網膜色素変性症(Retinitis Pigmentosa: RP)は、進行性の遺伝性眼科疾患です。この病気は、網膜の視細胞が徐々に機能しなくなり、最終的には視力低下や失明に至る可能性があります。

💡 概要
RPは、中途失明の主要な原因の一つであり、日本の盲学校では2番目に多い疾患です。厚生労働省によって難病指定されています。
症状
夜盲: 暗い場所での見えにくさ(初期症状として多い)
視野狭窄: 視野が徐々に狭くなる
羞明: 光をまぶしく感じる
視力低下: 最終的に中心視力も低下する

原因
遺伝子変異によって引き起こされる遺伝性疾患です。
遺伝形式には、常染色体顕性遺伝、常染色体潜性遺伝、X連鎖性遺伝の3つのタイプがあります。
家族歴がない「孤発例」も多く見られます。

有病率
国内では約5万人、世界では150万人以上の患者がいると推定。
発症割合は4,000人から8,000人に1人程度の範囲。

🧬 病態と進行
網膜には光を感じる杆体細胞と錐体細胞があり、RPでは主に杆体細胞が最初に障害され、その後に錐体細胞も影響を受けます。

初期の変化
杆体細胞が障害されるため、まず夜盲を自覚。
徐々に周辺視野が狭くなり、物にぶつかりやすくなることも。

進行と合併症
病気が進行すると錐体細胞も障害され、中心視力や色覚に影響。
白内障や黄斑浮腫などの合併症が見られることもあります。
感音性難聴を伴うアッシャー症候群も少なくありません。

🩺 診断と治療
診断には、眼底検査、視野検査に加え、網膜電図(ERG)が中心的な検査となります。

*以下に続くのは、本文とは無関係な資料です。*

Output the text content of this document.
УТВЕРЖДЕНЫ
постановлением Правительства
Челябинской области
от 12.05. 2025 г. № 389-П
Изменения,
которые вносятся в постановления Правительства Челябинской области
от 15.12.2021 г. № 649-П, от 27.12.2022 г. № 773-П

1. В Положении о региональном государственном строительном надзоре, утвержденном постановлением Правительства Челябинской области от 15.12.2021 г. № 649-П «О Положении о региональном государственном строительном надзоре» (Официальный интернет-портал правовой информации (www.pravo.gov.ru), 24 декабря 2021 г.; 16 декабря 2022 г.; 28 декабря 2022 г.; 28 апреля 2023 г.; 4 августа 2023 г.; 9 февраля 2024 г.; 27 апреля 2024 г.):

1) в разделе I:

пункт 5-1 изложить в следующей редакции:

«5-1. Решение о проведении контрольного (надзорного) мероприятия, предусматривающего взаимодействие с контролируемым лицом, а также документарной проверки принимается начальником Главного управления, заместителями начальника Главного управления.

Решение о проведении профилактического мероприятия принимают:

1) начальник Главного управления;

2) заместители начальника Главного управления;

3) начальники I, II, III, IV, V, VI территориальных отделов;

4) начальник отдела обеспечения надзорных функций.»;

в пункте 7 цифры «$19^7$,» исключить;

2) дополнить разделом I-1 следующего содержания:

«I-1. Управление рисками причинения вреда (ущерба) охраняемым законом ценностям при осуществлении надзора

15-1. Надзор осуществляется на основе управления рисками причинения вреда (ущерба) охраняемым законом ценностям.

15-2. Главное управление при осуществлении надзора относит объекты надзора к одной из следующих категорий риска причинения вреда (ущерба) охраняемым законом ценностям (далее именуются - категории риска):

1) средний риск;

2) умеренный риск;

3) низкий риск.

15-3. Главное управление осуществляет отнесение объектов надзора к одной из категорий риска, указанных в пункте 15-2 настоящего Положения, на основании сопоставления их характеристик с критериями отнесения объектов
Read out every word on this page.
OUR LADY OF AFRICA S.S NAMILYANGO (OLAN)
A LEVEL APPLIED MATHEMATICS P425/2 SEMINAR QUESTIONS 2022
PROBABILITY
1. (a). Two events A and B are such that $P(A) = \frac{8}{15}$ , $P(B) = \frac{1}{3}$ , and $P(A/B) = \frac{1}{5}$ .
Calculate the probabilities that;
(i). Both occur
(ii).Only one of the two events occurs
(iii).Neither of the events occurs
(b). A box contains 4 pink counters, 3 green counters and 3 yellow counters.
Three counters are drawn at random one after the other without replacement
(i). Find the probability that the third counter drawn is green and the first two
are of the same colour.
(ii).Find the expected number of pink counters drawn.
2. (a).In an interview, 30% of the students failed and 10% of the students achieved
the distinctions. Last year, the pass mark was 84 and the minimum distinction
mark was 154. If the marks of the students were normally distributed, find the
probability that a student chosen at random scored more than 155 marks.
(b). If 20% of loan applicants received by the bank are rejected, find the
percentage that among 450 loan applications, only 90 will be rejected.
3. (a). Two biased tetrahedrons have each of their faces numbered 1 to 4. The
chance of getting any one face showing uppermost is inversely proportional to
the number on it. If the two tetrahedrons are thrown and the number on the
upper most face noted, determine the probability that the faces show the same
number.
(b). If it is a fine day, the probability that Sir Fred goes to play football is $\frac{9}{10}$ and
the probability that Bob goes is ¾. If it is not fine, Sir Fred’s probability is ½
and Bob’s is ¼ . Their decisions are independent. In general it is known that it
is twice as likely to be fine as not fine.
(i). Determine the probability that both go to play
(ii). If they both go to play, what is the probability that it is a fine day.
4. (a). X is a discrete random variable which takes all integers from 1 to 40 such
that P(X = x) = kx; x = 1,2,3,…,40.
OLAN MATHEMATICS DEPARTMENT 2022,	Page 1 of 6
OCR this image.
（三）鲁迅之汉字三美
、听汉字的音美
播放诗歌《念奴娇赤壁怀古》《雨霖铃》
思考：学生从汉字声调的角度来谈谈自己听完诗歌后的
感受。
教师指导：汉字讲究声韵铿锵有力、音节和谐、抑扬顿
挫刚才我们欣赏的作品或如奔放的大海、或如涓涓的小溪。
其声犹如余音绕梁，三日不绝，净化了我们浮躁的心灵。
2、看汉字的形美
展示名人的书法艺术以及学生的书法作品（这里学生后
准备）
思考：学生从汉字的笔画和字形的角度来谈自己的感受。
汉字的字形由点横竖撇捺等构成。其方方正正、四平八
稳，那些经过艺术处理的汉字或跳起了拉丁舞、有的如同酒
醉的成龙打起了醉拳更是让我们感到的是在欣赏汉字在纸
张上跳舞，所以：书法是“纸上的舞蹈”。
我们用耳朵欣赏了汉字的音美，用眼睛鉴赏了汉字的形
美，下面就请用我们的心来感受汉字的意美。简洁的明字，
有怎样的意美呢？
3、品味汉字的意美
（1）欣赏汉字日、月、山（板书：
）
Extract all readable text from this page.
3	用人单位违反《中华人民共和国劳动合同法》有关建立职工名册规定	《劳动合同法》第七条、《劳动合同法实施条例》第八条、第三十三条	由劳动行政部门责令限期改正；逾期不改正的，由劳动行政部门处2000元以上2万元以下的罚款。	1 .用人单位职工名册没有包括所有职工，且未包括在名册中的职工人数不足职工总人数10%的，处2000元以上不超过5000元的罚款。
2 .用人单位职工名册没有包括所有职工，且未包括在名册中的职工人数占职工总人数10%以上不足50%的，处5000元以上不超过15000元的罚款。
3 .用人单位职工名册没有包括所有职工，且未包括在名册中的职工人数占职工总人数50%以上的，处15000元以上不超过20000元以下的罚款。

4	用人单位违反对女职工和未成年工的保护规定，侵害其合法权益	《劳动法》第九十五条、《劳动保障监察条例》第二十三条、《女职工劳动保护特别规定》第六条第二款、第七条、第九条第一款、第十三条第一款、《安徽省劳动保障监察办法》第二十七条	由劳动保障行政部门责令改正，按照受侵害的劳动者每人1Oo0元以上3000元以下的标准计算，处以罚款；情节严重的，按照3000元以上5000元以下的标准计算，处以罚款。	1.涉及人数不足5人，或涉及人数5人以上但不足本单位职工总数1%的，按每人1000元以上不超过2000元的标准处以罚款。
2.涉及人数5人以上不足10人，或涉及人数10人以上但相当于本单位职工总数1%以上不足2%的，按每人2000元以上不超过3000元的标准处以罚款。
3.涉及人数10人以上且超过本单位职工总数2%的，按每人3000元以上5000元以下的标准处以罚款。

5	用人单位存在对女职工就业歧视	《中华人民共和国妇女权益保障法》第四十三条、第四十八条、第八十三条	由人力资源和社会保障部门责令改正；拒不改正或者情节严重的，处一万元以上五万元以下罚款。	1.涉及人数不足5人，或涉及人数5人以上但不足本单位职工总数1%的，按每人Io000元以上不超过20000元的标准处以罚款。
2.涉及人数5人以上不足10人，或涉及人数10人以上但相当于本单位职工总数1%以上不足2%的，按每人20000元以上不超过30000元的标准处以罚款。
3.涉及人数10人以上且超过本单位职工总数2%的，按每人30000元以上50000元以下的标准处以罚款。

現在、根本的な治療法は確立されていませんが、様々な研究が進められています。

進行度と個人差
進行度合いや症状の出方には大きな個人差があります。
同じ病名でも症状や進行度が異なるため、定期的な検査で専門医に診断してもらうことが大切です。

研究中の治療法
遺伝子治療、網膜幹細胞移植、人工網膜などの研究が世界中で進行しています。
網膜の神経保護を目的とした点眼薬の研究も行われています。

現在の対応
羞明に対しては、紫外線や青色光線をカットする遮光眼鏡が有効です。
白内障を合併した場合は、通常の手術が適用されます。